Regulasi ini mengatur bahwa anak di bawah usia 16 tahun tidak lagi diperbolehkan memiliki akun pada sejumlah platform digital yang dikategorikan berisiko tinggi. Kebijakan tersebut akan mulai diimplementasikan secara bertahap mulai 28 Maret 2026.
Langkah ini menjadi bagian dari strategi pemerintah untuk memperkuat perlindungan anak di ruang digital yang dinilai semakin kompleks seiring pesatnya perkembangan teknologi dan media sosial.
Implementasi Bertahap pada Platform Media Sosial
Pada tahap awal penerapan kebijakan, pembatasan akan diberlakukan pada sejumlah platform digital populer yang memiliki tingkat interaksi tinggi dan potensi risiko bagi anak. Beberapa platform yang masuk dalam tahap implementasi awal antara lain YouTube, TikTok, Facebook, Instagram, Threads, X, Bigo Live, dan Roblox.

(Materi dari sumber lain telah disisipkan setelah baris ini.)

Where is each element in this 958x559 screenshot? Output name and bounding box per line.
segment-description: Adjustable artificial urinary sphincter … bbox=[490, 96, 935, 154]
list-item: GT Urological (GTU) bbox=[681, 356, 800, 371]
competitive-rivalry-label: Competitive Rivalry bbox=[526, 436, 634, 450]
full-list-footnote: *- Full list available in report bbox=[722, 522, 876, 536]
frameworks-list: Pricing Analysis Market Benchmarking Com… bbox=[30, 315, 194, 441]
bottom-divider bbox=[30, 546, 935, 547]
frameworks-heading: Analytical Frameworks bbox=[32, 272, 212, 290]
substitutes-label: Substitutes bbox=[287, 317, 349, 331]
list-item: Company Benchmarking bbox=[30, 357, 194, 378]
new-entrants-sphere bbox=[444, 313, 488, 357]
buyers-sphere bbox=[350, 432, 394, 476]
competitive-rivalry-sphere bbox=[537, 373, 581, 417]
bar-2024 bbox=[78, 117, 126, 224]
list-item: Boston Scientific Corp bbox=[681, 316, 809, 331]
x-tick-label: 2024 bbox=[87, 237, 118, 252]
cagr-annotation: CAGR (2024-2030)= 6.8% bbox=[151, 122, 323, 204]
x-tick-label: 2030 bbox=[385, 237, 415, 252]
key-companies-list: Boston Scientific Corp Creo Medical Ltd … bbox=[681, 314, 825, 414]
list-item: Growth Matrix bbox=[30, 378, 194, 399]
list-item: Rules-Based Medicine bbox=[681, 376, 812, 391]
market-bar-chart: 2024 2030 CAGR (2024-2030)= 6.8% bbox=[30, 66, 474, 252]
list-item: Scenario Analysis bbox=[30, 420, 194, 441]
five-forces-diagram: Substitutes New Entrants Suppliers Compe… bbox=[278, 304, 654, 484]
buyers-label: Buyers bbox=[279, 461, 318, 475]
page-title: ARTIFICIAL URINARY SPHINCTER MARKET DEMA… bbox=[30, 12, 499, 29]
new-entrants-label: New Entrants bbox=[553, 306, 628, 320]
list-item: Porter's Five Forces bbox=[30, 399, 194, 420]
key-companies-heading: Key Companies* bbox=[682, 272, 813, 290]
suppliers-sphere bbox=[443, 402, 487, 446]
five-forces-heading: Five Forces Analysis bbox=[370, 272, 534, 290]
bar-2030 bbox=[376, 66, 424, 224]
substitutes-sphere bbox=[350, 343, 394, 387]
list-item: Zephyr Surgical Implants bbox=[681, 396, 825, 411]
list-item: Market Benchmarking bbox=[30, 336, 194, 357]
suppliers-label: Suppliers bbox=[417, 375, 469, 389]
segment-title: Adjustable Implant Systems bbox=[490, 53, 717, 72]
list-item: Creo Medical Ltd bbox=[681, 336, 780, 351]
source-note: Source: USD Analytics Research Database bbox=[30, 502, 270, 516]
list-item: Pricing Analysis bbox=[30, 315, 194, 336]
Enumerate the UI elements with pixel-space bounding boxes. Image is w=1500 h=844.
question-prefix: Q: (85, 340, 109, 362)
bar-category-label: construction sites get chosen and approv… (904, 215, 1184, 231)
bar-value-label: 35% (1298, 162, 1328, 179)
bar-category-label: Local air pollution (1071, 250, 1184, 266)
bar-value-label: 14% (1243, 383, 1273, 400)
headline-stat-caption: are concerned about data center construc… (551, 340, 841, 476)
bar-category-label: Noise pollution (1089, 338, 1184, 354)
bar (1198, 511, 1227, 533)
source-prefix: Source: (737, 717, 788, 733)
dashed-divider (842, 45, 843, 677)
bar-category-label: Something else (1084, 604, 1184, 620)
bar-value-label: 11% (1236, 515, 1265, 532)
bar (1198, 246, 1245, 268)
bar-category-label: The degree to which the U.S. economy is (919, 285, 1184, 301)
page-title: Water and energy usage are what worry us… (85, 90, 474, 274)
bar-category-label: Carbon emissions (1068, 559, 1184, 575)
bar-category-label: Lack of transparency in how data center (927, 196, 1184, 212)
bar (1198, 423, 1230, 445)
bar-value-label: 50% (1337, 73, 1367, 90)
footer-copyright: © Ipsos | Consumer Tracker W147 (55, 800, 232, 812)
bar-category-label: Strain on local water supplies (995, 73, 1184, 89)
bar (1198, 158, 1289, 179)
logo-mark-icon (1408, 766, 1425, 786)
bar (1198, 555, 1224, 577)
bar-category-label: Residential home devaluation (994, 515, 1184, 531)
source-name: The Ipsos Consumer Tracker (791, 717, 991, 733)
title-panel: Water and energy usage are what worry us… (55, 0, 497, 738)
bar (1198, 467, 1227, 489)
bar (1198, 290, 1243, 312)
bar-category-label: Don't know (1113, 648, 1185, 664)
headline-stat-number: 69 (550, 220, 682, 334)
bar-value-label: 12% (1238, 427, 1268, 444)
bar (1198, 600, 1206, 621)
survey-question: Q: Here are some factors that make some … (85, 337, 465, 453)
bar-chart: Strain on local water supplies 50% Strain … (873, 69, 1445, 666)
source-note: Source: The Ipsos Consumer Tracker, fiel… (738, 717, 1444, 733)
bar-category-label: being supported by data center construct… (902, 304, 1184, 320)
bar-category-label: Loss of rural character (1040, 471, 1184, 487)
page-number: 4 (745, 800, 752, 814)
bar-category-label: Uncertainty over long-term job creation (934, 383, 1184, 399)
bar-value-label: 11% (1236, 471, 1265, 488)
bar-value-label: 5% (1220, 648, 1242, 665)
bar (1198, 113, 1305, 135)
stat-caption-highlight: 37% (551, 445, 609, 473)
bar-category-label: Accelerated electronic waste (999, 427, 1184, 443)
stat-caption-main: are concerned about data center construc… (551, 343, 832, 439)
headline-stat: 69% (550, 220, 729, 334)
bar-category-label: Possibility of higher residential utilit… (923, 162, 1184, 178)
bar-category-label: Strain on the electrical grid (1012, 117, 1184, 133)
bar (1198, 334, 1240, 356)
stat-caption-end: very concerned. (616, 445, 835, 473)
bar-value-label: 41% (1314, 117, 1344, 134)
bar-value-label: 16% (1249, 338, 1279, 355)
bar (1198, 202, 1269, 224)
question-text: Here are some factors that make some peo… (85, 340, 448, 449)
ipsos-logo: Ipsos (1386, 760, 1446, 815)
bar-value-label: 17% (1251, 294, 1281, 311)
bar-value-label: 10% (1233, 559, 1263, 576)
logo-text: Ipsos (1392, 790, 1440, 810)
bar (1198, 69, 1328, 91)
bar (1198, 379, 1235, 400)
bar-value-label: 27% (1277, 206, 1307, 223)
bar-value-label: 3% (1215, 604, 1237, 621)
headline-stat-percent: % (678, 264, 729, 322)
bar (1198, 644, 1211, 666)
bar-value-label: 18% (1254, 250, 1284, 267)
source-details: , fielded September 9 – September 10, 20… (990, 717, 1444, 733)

Pemerintah menilai platform-platform tersebut memiliki berbagai fitur interaktif yang dapat membuka peluang paparan konten atau aktivitas yang tidak sesuai bagi anak-anak.
Dalam implementasinya, perusahaan platform digital diharapkan menyesuaikan sistem mereka untuk memastikan kepatuhan terhadap aturan baru tersebut, termasuk melalui mekanisme verifikasi usia dan penguatan sistem perlindungan pengguna anak.
Respons terhadap Ancaman yang Meningkat di Ruang Digital
Kebijakan ini dilatarbelakangi oleh meningkatnya berbagai risiko yang dihadapi anak-anak ketika beraktivitas di internet. Sejumlah ancaman yang menjadi perhatian pemerintah meliputi paparan konten pornografi, perundungan siber (cyberbullying), penipuan online, hingga potensi kecanduan digital.
Berbagai laporan menunjukkan bahwa anak-anak menjadi salah satu kelompok paling rentan terhadap dampak negatif penggunaan internet tanpa pengawasan yang memadai.
Melalui regulasi ini, pemerintah berupaya memastikan bahwa ruang digital dapat menjadi lingkungan yang lebih aman bagi tumbuh kembang anak.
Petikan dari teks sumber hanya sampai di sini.